WEST VILLAGE — It's a war on Cadbury.
British businesses in New York City, including the Village's Tea & Sympathy, are up in arms over a lawsuit preventing them from importing Cadbury eggs and other candies from England.
Nicky Perry, owner of Tea & Sympathy, was shocked when one of her suppliers told her last week that she would no longer be able to order the Cadbury chocolates she grew up eating.
"It's just another thing to make everybody miserable," said Perry, 55. "Why are we having a fight about chocolate? I mean, chocolate!"
The intellectual property lawsuit, brought by American candy company The Hershey Co. against LBB Imports, claims that various British candies are too similar to those manufactured by Hershey's and cannot be sold in the United States.
The orange wrappers on British Toffee Crisp candies are too similar to wrappers on Reese's Peanut Butter Cups, for instance, potentially confusing shoppers, Hershey's claimed in the lawsuit. England's Yorkie chocolate bars should also be forbidden, because they are too similar in name to Hershey's York Peppermint Patties, even though they have different packaging and a different shape, the lawsuit says.
Also, Hershey's holds an exclusive right to produce some other British candies — like Cadbury Creme Eggs — and package them under the same name as the originals, according to the lawsuit.
Most Cadbury eggs in typical American stores are likely produced by Hershey's. British specialty stores seek out imported British versions for authenticity — and because many British transplants, like Perry, believe the original candy recipe is superior.
"You know what’s behind it, right?" Perry fumed, referring to Hershey's lawsuit. "Hershey’s doesn’t want people to eat Cadbury’s, because Cadbury’s is so much better, people aren’t going to be buying their filth."
The recipes used by Hershey's in the United States and by Cadbury in the United Kingdom differ, said Hershey spokesman Jeff Beckman, because Hershey's recipe adheres to American food regulations, which differ from those in the U.K.

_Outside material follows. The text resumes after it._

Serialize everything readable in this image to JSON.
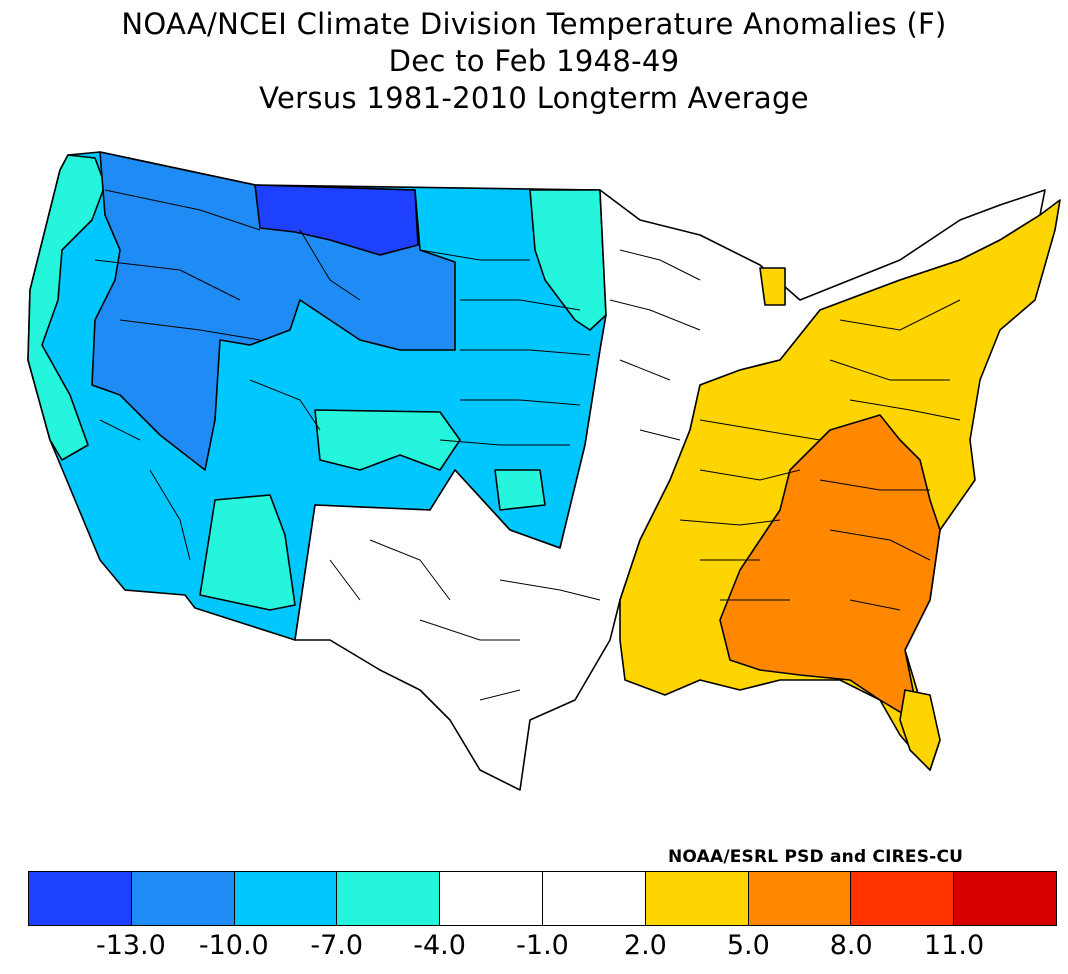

Perry said the loss of Cadbury and other British chocolate products won't decimate her business, because she has an eatery in addition to her store. But she is concerned about other British retailers in the city, like the nearby Hudson Street specialty grocer Myers of Keswick.
"With all our rent and the real estate taxes — how do people think we can survive?" Perry said. "I mean, this is going to put everybody out of business, man."
An employee at Myers of Keswick confirmed the West Village shop is negatively impacted by the lawsuit, but declined to say more. A message left for the owner was not immediately returned.
LBB Imports president Nathan Dulley said the company is working out a settlement deal with Hershey's but declined to go into specifics.
Beckman, Hershey's spokesman, said LBB had already agreed to stop importing British Cadbury products as a result of the lawsuit.
"It is important for Hershey to protect its trademark rights and to prevent consumers from being confused or misled when they see a product name or product package that is confusingly similar to a Hershey name or trade dress," Beckman said.
"Hershey has always vigorously protected its brands and will continue to do so whenever we believe that others have infringed on these valuable intellectual assets."